I remember a time when having $1 million when you retire means you made it. You really made it. In 1995 you could have plunked down the entire $1 million into 10 year treasuries and lived on 8% yields. Compare that to the paltry 1.6% yield today.
What $1 Million Used To Get Us In Retirement
For comparison sake, I wanted to see what $1 million could get a couple if they retired at age 65 in the year 1995. If they put every penny into 10 year treasury bonds, how much money could they spend each year? I analyzed this situation in our WealthTrace Personal Financial Planner, which is available to the public as well.
For this exercise I assumed 3% inflation, $45,000 in combined social security, and a life expectancy of 90 for both people. I also assumed that half of their money is taxable and half is in an IRA. What I found is astonishing compared to today's financial plans. I found that this couple could spend $75,000 per year in retirement and still have over $1 million dollars (inflation-adjusted, real dollars) when they both hit their life expectancy. You can see below that their income in retirement easily covers all expenses and taxes in every year.
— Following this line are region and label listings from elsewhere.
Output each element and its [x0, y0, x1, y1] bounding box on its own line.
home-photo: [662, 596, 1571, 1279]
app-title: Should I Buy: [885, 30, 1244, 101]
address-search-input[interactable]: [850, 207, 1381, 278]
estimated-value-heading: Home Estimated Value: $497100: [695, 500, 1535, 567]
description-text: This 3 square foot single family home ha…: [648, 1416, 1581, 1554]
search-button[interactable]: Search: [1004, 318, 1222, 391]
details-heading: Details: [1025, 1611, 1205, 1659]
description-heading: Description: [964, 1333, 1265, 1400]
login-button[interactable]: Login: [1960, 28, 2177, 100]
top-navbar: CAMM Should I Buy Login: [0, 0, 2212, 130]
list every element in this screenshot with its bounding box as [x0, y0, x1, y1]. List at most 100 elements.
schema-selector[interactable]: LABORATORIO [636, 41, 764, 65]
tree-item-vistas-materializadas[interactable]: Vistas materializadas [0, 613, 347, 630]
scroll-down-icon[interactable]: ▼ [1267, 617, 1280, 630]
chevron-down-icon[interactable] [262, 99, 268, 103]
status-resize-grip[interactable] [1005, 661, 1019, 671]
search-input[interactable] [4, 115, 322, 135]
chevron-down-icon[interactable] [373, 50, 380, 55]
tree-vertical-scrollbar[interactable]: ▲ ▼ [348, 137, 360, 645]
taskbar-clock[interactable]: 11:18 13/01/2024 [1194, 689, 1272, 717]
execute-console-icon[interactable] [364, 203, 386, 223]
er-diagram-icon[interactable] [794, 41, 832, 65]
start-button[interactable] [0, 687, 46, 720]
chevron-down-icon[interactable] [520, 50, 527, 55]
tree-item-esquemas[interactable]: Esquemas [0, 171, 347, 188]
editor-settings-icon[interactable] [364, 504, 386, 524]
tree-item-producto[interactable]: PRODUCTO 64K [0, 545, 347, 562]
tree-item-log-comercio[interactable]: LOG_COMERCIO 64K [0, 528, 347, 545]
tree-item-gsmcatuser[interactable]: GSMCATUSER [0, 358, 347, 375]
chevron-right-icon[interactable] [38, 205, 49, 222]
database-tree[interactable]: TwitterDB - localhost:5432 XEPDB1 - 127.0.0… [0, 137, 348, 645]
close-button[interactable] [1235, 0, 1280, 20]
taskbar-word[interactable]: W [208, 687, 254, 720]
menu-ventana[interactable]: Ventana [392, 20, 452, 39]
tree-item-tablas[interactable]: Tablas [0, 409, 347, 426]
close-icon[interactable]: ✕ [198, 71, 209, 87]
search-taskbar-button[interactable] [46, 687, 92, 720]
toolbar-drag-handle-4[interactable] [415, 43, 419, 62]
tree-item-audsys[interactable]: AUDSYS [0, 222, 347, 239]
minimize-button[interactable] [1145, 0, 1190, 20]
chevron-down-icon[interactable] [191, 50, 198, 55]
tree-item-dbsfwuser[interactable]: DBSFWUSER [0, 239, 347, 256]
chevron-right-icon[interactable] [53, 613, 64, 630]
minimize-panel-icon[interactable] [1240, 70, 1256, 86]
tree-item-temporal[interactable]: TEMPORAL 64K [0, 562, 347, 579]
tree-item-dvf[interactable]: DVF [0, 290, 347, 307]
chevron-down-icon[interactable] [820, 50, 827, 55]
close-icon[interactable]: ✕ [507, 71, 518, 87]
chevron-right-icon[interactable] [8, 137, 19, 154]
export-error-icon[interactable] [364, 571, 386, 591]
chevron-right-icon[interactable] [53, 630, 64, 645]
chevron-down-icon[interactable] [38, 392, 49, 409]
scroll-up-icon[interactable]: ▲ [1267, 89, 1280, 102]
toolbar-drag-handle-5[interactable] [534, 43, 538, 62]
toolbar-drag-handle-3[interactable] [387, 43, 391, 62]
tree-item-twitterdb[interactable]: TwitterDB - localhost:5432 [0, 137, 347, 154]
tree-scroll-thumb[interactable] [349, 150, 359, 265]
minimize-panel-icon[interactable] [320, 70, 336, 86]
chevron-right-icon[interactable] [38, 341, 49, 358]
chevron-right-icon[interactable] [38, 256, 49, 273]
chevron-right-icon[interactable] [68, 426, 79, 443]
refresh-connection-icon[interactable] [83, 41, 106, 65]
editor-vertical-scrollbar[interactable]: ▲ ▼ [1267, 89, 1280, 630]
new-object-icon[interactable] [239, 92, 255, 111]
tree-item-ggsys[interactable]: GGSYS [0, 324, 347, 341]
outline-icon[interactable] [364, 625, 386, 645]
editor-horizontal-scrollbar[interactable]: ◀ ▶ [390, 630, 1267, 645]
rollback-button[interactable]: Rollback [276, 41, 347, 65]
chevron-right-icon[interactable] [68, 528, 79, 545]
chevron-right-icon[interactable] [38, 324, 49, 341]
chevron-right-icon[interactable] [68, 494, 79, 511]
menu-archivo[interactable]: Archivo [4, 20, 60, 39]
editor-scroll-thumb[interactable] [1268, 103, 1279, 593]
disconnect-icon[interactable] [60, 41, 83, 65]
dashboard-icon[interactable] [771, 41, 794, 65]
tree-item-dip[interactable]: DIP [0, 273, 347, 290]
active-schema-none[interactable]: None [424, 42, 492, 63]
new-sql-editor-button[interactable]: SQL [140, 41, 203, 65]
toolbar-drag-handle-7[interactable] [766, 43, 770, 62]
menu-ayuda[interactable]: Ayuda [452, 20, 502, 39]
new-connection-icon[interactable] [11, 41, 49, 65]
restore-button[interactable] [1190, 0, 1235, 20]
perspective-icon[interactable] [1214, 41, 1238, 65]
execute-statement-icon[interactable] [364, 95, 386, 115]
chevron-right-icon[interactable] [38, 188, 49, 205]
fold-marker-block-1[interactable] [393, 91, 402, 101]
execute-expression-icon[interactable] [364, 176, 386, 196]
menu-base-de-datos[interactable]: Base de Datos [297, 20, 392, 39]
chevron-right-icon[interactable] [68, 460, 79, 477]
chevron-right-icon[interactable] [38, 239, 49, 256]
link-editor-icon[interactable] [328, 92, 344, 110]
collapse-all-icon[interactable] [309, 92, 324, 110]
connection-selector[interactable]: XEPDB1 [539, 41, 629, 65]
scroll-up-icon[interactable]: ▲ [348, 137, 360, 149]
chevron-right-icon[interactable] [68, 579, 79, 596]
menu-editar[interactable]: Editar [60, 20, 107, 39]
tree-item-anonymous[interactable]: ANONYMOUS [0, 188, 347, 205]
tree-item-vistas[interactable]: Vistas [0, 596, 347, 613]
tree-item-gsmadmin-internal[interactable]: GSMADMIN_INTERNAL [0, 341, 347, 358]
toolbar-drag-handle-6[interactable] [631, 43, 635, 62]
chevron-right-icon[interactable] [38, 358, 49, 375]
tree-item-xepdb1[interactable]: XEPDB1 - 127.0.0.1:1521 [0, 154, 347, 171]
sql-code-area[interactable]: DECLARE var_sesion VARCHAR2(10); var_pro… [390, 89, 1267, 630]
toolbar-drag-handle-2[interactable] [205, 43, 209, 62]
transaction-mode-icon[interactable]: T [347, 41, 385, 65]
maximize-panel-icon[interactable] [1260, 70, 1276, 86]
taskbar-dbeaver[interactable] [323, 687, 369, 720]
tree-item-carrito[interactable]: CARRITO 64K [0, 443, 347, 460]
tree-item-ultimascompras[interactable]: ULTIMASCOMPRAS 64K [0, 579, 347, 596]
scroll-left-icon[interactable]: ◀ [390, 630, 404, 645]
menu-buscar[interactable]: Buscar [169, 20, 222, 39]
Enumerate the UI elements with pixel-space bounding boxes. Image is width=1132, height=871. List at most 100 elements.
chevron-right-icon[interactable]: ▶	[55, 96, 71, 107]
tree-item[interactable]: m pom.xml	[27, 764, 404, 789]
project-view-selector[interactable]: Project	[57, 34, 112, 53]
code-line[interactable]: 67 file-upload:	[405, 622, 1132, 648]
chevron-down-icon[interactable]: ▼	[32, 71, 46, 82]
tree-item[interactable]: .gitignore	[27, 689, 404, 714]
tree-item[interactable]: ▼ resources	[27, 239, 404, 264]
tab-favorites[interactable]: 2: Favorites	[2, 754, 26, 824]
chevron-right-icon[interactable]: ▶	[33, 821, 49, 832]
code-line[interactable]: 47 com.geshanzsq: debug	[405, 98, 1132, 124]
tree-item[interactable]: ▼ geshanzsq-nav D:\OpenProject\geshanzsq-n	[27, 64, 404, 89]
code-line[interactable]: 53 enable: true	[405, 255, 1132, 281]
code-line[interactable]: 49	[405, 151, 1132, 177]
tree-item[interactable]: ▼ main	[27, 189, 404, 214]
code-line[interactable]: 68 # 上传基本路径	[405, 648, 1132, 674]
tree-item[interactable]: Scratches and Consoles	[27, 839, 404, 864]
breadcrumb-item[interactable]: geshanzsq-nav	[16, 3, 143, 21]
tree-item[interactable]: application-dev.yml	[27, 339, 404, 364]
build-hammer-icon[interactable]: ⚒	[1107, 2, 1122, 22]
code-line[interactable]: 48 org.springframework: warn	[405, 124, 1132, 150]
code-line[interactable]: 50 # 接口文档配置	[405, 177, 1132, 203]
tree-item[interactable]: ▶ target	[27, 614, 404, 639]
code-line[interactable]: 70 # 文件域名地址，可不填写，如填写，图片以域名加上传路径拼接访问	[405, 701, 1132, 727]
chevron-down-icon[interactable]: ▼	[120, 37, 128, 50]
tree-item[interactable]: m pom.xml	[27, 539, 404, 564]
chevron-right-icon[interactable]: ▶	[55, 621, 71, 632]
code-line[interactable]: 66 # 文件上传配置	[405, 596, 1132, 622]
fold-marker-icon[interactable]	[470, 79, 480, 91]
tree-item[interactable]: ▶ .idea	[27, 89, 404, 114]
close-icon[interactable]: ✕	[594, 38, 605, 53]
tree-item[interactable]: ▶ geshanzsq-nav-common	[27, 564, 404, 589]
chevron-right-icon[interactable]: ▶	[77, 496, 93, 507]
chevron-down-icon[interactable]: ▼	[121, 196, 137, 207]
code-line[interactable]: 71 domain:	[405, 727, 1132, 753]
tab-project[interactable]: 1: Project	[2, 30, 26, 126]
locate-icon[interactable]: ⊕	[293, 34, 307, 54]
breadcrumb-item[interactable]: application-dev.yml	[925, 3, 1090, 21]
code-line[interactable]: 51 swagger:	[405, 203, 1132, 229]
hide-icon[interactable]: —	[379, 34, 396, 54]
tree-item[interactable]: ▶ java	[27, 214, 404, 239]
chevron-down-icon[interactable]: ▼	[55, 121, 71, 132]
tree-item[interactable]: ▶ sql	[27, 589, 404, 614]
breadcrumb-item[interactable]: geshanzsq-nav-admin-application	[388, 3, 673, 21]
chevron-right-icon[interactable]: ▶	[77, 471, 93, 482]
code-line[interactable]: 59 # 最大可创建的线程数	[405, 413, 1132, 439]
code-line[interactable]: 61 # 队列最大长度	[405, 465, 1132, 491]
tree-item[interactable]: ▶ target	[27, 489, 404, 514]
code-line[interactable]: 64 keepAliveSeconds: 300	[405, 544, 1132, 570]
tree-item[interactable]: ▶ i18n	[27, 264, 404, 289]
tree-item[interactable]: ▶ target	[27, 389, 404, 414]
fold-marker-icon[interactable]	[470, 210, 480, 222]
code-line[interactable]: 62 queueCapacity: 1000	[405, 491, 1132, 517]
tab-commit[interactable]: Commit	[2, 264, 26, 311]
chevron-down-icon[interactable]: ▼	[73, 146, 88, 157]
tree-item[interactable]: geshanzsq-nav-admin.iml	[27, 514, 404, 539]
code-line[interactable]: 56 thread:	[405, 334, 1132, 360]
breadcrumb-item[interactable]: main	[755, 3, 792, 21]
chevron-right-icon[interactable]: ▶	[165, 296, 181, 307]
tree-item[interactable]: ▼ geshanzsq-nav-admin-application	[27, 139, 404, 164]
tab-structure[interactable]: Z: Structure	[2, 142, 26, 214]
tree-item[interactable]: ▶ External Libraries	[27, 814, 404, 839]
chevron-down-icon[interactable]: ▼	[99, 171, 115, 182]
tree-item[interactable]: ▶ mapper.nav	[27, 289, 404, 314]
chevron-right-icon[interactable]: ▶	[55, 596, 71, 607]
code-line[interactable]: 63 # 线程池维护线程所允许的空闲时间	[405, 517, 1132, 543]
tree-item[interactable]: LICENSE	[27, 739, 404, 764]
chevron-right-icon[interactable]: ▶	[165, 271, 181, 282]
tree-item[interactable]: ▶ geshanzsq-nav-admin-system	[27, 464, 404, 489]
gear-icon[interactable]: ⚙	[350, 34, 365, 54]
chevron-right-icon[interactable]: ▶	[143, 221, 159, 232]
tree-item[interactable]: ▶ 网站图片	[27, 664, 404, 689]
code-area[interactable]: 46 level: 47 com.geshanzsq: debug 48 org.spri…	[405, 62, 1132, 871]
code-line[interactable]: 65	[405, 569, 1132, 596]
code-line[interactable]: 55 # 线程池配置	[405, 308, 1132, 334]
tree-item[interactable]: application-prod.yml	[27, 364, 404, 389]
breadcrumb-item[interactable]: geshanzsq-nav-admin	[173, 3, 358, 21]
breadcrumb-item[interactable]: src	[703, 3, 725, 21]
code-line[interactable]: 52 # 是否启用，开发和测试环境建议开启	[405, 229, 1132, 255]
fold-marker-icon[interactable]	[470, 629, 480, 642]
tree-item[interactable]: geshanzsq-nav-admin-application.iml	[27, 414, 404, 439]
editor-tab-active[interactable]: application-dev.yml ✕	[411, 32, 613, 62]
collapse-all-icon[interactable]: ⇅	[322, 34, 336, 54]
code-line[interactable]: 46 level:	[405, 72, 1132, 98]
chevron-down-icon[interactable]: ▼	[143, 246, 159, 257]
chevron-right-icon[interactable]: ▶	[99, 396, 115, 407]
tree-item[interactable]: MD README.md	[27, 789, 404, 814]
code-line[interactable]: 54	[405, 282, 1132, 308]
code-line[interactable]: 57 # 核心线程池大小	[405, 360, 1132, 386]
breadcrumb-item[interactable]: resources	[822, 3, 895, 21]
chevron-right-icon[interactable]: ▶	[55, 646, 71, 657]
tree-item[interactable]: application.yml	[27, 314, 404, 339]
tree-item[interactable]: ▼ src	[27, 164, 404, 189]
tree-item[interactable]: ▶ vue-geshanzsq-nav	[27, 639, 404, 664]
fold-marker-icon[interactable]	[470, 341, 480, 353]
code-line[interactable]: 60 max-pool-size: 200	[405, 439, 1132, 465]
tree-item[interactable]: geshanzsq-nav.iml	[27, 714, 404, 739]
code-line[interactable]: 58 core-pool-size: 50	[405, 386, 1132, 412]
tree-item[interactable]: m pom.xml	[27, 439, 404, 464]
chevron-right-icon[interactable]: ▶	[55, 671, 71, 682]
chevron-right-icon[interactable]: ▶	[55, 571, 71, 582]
I also found that their probability of never running out of money, using our Monte Carlo analysis, is 100%! I honestly never see a 100% probability with financial plans today. Why? Because nobody invests solely in treasuries. They can't because interest rates are just too low.
Looking at this another way, if this couple retired earlier at age 57, they would still have an 80% chance of never running out of money in retirement.
Now What Does $1 Million Get You?
Oh, those were the days. Today most of us are banging our heads against the wall trying to navigate ultra-low interest rates and a stock market that appears to be propped up by these same low interest rates.
If this same couple took their $1 million today and invested all of it in 10 year treasury bonds, their probability of never running out of money plummets to only 60%. Even with $1 million saved, this couple is in trouble if they cannot find alternative investments to treasury bonds.
Bridging The Gap With Dividend-Growth Stocks
My solution to today's dilemma when it comes to investing for retirement is to look very closely at dividend-growth stocks. But not just any dividend payer with a high dividend yield. What we are after for the long run is dividend payers who have a long history of increasing their dividends, even in recessions.
My favorite way to reduce volatility while maintaining reasonable levels of return is to buy high quality dividend paying stocks that have a history of rising dividends over time. A few of my favorite dividend payers for retirement portfolios that have consistently raised their dividends over the years are Johnson & Johnson (NYSE:JNJ), Procter & Gamble (NYSE:PG), Wal-Mart (NYSE:WMT), Coca-Cola (NYSE:KO), and Exxon (NYSE:XOM).
|Company||Div. Yield||5 Yr. Div Growth |
I took 75% of this couple's savings and placed it into a basket of dividend-growth stocks with characteristics that mimic the above companies. I left the remaining 25% in 10 year treasury bonds. I re-ran their plan and found that their probability of never running out of money jumps to 75%.
Having only a 3 out of 4 chance of never running out of money in retirement is disconcerting to many people, and it should be. But this is the financial world we now live in with interest rates being so low and many being forced to put more money into the stock market than they would like.
So how can we boost this couple's chances? One way is for them to cut spending. I have recently written about planning for different budgets in retirement. If they decrease their spending in retirement by $5,000 per year, their probability of not running out of money increases to 84%. If they instead retire two years later (at age 67) their probability jumps to 83%.
We live in trying times when it comes to investing for retirement. But that doesn't mean you should give up and work the rest of your life. By choosing solid dividend-growth stocks with a rich history of increasing their dividends, you can still retire relatively stress-free with dividends generating the income you need to live off of.
Disclosure: I am/we are long JNJ, XOM. I wrote this article myself, and it expresses my own opinions. I am not receiving compensation for it (other than from Seeking Alpha). I have no business relationship with any company whose stock is mentioned in this article.